Of course there is a women’s film that deals specifically with issues of singular contamination and isolation. It’s called, appropriately, Autumn Leaves (1956), and stars Joan Crawford, as a spinster who marries a man she does not really know in order to improve a life spent inside her L.A. bungalow, where she types manuscripts with maniacal speed and efficiency. As it turns out, her husband, a younger man, is plainly maniacal—a kleptomaniac, a pathological liar, prone to crying and “shrieking like a woman,” until Joan has no choice but to “put him away.” At the home, he receives electroshock treatment, a procedure usually associated with snarly, uncooperative women. Joan, soon after, receives a jolt of her own. Seated on the edge of a straight-backed chair, hands mangling her purse, she confronts the psychiatrist, the authority figure who had replaced the preacher as the man who brings the bad news.

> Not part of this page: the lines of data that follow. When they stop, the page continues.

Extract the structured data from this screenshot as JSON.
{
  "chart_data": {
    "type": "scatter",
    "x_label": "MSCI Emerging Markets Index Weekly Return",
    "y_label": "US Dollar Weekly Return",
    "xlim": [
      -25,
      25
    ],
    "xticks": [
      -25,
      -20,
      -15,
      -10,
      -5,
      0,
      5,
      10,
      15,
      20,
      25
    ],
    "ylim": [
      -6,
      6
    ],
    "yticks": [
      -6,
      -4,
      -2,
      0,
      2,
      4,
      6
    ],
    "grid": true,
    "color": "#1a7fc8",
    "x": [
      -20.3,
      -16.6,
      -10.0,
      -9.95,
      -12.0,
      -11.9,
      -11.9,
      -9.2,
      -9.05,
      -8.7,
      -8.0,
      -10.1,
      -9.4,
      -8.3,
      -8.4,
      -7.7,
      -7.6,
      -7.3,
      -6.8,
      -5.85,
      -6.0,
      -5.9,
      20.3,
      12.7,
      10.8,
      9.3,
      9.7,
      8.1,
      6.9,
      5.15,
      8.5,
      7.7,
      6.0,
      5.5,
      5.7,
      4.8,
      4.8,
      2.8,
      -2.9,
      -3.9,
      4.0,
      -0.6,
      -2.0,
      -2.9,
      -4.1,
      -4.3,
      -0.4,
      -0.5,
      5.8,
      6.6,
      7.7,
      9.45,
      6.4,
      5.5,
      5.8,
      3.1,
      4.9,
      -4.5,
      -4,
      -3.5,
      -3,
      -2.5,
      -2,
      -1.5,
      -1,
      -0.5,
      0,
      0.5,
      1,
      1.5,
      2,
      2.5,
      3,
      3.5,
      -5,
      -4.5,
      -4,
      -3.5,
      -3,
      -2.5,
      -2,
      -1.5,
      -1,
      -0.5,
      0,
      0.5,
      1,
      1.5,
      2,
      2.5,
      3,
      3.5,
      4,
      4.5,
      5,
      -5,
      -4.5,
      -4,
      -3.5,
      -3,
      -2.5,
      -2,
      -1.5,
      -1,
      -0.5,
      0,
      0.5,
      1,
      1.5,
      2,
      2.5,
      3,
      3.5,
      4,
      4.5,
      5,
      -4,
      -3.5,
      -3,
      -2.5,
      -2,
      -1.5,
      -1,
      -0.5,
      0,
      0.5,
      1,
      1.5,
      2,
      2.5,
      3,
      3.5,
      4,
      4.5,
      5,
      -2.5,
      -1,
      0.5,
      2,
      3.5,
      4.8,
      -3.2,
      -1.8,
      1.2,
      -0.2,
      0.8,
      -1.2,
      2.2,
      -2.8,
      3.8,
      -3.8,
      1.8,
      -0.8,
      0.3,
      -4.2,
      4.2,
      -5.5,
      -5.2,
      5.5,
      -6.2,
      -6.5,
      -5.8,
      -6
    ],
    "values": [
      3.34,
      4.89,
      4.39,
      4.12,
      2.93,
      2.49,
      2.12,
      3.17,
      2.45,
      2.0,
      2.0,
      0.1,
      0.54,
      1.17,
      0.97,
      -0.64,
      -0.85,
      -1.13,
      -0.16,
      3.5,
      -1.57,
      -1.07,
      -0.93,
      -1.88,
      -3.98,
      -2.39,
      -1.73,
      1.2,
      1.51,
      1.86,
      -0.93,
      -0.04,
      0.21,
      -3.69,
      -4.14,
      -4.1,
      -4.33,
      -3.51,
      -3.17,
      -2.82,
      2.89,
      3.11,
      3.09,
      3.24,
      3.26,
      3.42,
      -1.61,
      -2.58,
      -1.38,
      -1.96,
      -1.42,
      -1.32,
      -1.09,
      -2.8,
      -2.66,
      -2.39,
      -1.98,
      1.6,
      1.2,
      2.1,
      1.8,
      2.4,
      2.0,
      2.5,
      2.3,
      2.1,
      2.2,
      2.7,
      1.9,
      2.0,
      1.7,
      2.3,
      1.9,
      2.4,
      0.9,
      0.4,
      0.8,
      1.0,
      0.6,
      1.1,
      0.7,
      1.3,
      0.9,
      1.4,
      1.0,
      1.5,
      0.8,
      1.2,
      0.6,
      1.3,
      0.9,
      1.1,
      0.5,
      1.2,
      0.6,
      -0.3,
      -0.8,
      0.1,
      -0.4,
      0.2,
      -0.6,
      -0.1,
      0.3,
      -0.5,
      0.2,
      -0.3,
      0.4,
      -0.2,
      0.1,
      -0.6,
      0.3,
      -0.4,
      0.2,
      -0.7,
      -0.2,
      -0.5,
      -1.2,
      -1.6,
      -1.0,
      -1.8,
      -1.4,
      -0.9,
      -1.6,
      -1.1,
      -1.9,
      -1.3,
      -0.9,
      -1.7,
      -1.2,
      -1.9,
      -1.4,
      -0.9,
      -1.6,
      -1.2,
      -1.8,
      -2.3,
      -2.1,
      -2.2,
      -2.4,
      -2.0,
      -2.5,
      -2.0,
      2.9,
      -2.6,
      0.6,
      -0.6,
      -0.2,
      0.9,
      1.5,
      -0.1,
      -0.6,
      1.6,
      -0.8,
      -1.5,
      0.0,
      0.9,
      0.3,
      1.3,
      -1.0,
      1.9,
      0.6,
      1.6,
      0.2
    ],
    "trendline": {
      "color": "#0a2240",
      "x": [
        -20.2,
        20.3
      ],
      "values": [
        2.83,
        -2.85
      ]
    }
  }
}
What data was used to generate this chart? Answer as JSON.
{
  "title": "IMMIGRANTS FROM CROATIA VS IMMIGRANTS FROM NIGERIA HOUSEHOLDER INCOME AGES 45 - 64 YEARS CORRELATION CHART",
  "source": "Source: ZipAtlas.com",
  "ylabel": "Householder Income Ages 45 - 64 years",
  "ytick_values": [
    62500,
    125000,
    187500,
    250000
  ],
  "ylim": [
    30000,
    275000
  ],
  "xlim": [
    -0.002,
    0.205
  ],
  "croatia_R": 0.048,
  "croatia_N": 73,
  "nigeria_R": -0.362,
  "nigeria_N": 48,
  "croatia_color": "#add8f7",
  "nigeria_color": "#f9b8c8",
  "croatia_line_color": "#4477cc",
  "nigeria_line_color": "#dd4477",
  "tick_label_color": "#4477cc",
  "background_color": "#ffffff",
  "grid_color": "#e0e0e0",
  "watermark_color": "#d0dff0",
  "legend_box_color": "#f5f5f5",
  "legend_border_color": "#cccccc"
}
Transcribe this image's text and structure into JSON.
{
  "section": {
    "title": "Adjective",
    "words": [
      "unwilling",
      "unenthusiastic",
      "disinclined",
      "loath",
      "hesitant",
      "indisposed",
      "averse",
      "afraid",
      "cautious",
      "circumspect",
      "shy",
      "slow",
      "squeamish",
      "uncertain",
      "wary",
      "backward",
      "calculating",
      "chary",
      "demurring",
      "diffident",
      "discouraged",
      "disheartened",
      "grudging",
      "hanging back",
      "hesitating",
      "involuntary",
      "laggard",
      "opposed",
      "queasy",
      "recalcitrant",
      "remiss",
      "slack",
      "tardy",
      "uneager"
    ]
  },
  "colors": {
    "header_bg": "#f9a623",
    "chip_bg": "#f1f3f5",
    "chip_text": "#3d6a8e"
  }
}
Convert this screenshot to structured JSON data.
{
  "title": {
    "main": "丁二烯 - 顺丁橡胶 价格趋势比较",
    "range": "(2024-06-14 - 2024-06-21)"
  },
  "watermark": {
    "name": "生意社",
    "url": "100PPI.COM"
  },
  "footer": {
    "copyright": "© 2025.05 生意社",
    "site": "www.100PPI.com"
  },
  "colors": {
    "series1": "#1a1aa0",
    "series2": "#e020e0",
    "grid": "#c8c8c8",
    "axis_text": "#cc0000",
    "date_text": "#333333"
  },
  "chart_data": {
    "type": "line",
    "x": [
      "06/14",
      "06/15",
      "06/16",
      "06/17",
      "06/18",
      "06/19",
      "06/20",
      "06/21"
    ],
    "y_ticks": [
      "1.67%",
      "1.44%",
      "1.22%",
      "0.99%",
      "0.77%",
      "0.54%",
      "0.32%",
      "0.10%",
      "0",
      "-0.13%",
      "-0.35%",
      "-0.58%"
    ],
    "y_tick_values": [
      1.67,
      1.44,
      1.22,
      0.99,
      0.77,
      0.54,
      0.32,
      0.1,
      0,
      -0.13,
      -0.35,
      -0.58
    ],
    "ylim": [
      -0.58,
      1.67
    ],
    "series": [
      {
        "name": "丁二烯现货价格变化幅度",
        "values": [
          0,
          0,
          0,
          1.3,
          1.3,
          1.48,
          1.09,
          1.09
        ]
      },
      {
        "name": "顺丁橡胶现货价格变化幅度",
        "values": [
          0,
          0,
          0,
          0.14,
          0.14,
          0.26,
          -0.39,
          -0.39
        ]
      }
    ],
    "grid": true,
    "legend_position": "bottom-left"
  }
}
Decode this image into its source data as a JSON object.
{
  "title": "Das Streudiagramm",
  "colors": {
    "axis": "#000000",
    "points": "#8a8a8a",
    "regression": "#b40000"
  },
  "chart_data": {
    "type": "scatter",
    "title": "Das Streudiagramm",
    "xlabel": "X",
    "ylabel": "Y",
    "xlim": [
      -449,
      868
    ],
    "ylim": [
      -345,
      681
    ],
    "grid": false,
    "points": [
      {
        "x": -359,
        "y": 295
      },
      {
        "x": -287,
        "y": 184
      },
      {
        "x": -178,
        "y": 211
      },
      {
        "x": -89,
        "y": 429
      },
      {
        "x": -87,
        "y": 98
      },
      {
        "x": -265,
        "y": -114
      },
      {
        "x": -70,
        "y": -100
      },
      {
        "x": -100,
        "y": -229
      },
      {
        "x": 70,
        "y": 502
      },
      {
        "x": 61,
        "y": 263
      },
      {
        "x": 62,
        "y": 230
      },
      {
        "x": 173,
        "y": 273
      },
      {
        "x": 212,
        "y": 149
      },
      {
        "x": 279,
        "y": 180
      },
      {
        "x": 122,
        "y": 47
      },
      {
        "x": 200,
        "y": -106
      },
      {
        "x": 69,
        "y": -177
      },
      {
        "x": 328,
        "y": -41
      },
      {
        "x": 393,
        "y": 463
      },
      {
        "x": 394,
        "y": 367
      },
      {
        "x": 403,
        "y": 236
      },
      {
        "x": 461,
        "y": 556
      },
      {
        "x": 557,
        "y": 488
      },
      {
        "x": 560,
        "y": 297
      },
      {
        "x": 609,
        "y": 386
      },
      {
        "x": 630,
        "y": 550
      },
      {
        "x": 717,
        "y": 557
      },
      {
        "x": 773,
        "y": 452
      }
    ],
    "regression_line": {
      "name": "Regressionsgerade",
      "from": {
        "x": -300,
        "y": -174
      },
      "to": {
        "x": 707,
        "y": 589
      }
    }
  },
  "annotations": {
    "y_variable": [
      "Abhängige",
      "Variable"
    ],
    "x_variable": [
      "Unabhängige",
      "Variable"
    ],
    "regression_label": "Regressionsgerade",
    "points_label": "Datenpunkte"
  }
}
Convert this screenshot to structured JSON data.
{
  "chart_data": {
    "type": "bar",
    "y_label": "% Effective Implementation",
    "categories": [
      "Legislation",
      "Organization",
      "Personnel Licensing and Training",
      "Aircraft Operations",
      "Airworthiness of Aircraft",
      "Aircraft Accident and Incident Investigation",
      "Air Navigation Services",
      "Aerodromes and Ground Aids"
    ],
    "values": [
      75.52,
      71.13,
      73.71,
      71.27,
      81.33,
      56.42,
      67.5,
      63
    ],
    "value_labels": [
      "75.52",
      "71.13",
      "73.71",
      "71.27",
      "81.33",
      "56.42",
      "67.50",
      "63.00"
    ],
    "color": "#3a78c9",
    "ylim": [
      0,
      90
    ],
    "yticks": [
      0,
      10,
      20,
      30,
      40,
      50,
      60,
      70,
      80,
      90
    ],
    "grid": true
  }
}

The diagnosis: As a late-marrying spinster, she does not represent to her husband an actual wife. Rather, she represents “neurotic need.” If she had children or seemed at all a sexual creature, she might have been a mother figure; as it is she is more of an “aunt.” It is clear that he will have to leave her because she is, in her tainted spinsterish way, as sick as he is. Still, there is some twisted hope for them both. The wounded man and his neurotic need walk together across the hospital grounds. He pauses at a point to examine her hand, which is bandaged. Once, before his commitment, as she lay sobbing on the ground, he dropped the typewriter onto her wrist, making it impossible for her to earn a living. In so doing, he had graphically demonstrated his desire to be a man. A starting point.

Anyway, at least, they were married. And nothing would have more social significance in the 1950s.

Sociologist David Reisman, author of The Lonely Crowd (1950), once remarked that in the nineteenth century the failure to marry was considered a “social disadvantage and sometimes a personal tragedy.” In the 1950s, however, it would become “a quasi-perversion.”

CHAPTER FIVE

The Secret Single: Runaway Bachelor Girls; Catching the Bleecker Street Beat and/or Blues at the Barbizon

It may be said that she has learned by the use of her independence to surrender it without a struggle or murmur when the time comes for making the sacrifice.

—ALEXIS DE TOCQUEVILLE, ON AMERICAN WOMEN, 1838

The Single Career woman… that great mistake that feminism propagated may find satisfaction in her job. But the chances are that she will suffer psychological damage. Should she marry and reproduce her husband and children will be profoundly unhappy.